Marlon Castellón, a farmer in our food security program from Goyena, talked about his experience:
“The effect of El Niño has brought drought and affects us in several ways. The pastures are food for the cattle. They dry up, or during planting, if it does not rain on time, the seeds die. I remember from 2018 to 2019, we also had the El Niño effect and saw how entire families lost their wheat and corn crops because it did not rain at all. A lot of cattle were moved to other places in the north of the country where there might be forage. People also went hungry because the price of vegetables rose dramatically”.

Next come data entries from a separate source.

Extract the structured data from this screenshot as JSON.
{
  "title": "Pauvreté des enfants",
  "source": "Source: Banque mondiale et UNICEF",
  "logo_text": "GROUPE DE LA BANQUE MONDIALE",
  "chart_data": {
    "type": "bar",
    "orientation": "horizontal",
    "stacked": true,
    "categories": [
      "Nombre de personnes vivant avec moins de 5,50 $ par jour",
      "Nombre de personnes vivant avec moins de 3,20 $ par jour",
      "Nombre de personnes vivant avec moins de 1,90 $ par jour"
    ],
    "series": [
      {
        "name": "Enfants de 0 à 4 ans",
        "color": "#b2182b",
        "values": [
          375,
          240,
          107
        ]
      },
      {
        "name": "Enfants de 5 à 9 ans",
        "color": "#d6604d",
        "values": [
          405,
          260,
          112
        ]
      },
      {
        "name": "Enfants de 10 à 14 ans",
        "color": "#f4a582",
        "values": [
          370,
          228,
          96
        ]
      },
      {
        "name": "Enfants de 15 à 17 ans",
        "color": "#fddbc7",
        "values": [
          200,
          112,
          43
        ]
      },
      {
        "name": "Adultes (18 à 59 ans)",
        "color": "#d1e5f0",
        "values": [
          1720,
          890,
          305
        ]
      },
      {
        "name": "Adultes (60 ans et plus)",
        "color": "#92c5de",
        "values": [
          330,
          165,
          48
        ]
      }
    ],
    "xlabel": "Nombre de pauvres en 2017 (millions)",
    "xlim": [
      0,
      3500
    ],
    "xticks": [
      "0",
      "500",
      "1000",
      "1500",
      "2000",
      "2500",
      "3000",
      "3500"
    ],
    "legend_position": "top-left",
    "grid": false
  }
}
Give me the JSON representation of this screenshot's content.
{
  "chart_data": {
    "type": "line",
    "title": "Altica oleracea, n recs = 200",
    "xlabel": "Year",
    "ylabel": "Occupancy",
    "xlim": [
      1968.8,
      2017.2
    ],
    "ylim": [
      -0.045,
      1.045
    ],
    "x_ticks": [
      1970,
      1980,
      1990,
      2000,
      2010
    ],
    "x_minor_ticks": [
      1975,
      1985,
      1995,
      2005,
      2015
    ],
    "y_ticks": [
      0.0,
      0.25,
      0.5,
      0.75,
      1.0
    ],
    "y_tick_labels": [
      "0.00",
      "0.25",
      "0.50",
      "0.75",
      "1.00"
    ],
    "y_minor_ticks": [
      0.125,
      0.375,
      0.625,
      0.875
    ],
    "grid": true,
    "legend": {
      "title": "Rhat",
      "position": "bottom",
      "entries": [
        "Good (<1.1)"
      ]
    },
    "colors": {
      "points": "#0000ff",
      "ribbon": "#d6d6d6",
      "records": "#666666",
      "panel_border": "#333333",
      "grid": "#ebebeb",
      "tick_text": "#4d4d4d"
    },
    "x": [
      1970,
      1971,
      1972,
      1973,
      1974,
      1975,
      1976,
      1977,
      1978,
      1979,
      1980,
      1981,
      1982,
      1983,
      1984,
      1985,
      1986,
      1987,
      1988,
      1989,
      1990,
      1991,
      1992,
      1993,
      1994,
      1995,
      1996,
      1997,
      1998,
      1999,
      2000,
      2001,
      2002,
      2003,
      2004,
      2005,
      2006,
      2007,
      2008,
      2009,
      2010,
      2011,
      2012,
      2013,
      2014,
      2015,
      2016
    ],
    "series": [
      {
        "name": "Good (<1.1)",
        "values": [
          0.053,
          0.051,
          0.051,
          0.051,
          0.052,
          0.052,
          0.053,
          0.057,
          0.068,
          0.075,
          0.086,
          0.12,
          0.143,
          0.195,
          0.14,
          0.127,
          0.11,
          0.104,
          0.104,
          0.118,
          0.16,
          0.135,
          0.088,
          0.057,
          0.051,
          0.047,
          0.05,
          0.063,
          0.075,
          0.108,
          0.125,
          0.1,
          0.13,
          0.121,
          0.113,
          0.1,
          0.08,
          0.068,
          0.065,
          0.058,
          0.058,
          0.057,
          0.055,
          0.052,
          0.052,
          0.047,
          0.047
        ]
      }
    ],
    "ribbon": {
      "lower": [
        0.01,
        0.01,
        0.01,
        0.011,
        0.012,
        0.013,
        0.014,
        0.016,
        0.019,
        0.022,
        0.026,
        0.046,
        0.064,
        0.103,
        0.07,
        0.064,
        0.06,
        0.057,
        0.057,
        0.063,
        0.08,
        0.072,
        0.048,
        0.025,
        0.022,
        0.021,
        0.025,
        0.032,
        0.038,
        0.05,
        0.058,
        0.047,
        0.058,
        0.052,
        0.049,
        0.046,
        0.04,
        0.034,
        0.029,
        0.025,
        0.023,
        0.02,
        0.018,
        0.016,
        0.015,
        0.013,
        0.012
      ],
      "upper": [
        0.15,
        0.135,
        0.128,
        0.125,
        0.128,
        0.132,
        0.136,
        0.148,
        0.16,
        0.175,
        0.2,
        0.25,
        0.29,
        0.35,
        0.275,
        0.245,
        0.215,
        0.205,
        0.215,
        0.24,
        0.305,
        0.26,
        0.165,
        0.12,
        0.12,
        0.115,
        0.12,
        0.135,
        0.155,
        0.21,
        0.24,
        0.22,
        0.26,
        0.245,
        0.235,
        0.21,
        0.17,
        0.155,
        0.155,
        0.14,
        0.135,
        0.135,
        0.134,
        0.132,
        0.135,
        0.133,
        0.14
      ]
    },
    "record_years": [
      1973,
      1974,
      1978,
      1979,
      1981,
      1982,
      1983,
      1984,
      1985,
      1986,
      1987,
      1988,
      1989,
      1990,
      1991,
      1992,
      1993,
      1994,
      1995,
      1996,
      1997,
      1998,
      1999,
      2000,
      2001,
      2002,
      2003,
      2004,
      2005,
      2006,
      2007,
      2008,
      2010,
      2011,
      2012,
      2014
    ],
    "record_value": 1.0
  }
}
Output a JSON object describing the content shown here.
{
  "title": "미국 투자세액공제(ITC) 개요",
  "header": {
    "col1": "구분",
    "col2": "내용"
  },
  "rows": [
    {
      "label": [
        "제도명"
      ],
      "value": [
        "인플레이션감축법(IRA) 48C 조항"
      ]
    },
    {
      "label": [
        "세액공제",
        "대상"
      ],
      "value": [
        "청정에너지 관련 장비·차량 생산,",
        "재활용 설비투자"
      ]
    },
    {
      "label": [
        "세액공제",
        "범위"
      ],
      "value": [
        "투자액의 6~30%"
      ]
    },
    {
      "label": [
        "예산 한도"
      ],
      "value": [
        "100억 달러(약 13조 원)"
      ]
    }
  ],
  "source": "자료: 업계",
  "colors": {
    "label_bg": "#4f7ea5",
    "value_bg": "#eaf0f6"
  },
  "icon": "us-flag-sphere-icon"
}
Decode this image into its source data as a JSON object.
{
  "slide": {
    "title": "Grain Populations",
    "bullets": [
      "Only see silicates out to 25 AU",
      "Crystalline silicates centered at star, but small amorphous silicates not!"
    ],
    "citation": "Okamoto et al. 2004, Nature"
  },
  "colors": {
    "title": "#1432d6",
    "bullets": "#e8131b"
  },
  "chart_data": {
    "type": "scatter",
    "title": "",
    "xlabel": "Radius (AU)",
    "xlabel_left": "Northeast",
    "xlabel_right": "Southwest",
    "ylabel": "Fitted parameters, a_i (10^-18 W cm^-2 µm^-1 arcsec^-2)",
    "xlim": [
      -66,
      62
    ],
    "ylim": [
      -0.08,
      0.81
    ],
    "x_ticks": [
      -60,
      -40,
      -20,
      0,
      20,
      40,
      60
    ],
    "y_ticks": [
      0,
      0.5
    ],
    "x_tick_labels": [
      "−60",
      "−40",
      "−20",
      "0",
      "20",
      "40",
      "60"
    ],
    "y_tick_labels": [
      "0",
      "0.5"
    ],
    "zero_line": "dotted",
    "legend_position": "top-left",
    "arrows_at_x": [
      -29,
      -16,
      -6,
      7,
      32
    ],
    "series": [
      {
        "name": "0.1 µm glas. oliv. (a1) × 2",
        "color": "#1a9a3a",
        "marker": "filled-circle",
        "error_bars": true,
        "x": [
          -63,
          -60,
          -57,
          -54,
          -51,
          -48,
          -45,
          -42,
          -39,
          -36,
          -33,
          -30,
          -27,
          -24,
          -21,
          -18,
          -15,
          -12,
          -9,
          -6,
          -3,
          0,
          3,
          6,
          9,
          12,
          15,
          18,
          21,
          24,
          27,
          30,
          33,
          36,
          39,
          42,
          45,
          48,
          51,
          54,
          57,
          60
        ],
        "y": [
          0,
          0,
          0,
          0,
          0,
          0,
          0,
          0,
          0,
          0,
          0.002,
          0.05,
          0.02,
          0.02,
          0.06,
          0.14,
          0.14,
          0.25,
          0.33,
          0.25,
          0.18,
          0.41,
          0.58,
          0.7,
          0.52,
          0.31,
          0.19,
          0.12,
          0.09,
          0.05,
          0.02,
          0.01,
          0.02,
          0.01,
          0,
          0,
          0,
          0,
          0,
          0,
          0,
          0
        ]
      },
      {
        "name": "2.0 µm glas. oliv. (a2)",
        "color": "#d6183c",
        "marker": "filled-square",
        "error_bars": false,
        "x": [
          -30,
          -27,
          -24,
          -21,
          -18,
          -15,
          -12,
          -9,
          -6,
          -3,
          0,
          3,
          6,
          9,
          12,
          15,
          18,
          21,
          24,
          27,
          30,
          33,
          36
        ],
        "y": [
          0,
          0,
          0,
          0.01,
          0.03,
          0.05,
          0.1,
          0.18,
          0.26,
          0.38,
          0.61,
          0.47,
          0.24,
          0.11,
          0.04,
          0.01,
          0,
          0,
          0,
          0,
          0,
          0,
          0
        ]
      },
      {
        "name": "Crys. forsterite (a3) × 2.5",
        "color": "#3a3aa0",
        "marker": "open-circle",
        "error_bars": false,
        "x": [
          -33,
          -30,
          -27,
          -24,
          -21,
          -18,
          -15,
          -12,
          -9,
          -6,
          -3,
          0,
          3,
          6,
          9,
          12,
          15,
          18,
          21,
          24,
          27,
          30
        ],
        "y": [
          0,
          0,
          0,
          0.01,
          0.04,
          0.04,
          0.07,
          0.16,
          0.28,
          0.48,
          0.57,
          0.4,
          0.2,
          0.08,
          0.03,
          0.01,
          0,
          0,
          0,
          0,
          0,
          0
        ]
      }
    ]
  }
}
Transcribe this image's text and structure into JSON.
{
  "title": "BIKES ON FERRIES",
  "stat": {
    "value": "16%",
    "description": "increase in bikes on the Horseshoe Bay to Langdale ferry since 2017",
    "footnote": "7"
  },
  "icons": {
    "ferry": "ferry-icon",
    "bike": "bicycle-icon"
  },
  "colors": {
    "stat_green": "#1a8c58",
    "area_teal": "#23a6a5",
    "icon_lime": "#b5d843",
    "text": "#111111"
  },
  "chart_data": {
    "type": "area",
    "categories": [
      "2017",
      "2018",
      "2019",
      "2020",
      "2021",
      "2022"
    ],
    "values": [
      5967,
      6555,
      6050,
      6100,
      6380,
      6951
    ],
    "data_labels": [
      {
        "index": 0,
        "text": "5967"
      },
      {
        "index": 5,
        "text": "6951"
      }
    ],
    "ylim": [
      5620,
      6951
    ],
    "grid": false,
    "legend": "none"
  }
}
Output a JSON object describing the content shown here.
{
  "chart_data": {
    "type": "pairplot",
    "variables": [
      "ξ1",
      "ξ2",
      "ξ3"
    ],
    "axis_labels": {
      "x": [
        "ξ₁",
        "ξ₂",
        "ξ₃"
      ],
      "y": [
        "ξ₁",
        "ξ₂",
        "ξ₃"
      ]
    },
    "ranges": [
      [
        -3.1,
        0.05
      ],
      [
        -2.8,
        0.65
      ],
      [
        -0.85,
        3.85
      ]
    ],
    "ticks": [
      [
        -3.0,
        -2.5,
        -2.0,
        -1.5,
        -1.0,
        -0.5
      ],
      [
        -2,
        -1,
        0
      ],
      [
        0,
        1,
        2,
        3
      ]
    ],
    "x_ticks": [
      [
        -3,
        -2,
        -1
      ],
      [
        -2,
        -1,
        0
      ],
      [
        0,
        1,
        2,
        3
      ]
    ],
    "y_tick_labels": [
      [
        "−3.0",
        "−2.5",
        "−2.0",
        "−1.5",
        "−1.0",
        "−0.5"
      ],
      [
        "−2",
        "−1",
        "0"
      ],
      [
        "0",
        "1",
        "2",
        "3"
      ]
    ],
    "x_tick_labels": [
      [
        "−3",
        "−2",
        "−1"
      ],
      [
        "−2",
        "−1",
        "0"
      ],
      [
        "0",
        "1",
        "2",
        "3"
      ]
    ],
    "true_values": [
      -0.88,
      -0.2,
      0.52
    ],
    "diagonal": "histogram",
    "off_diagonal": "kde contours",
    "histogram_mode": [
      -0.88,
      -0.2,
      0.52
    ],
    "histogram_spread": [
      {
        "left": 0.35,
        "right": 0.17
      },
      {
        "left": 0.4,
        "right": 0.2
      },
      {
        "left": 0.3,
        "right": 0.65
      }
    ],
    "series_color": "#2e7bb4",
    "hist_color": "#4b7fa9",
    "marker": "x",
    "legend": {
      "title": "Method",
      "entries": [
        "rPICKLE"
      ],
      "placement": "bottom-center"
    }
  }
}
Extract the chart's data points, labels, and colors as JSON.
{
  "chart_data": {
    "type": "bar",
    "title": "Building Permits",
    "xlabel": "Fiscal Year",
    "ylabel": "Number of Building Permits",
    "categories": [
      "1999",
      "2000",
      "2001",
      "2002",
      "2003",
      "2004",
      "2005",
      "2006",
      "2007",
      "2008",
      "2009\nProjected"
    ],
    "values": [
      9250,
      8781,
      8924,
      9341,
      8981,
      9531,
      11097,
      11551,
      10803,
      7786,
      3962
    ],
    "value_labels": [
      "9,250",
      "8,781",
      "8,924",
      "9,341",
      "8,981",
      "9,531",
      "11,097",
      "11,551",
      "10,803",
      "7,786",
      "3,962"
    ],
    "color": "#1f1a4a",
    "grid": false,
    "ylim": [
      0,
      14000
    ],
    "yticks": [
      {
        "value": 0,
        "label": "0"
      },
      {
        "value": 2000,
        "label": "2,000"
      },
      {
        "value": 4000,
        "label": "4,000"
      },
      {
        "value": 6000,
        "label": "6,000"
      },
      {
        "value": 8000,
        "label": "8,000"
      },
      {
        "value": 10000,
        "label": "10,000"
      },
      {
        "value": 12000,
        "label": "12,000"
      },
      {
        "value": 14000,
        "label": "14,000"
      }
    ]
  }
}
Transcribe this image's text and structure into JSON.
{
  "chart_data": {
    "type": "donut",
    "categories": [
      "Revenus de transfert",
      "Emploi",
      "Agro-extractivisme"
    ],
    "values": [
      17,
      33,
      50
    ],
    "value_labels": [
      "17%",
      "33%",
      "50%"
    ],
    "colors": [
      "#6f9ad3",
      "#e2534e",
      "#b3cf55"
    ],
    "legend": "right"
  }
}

“The drought affects producers who will not plant right now due to lack of rain. In my case I have not planted because I look at the weather and it has not rained. Even though we have a well with enough water, if I begin irrigating our farm from the well using our gas powered pump now in July, there would be a point where the cost of gas would eliminate the profit from the production of corn, wheat and vegetables that we grow”.
By September we are prepared that our farmers will be struggling with the difficulties brought on by El Niño. Our Agroforestry program director Jorge Acosta is working on measures to minimize or help to cope with the drought: Drip irrigation, use of drought resistant seeds, and mulching, among others, will be the focus of our next training workshops. Oue chief concern is avoiding food shortages, and protecting vegetables and fruit crops that are critical for feeding rural families.
”The world should prepare for the development of El Niño, which is often associated with increased heat, drought or precipitation in different parts of the world, could bring respite from the drought in the Horn of Africa and other impacts related to La Niña, but it could also trigger extreme weather events.”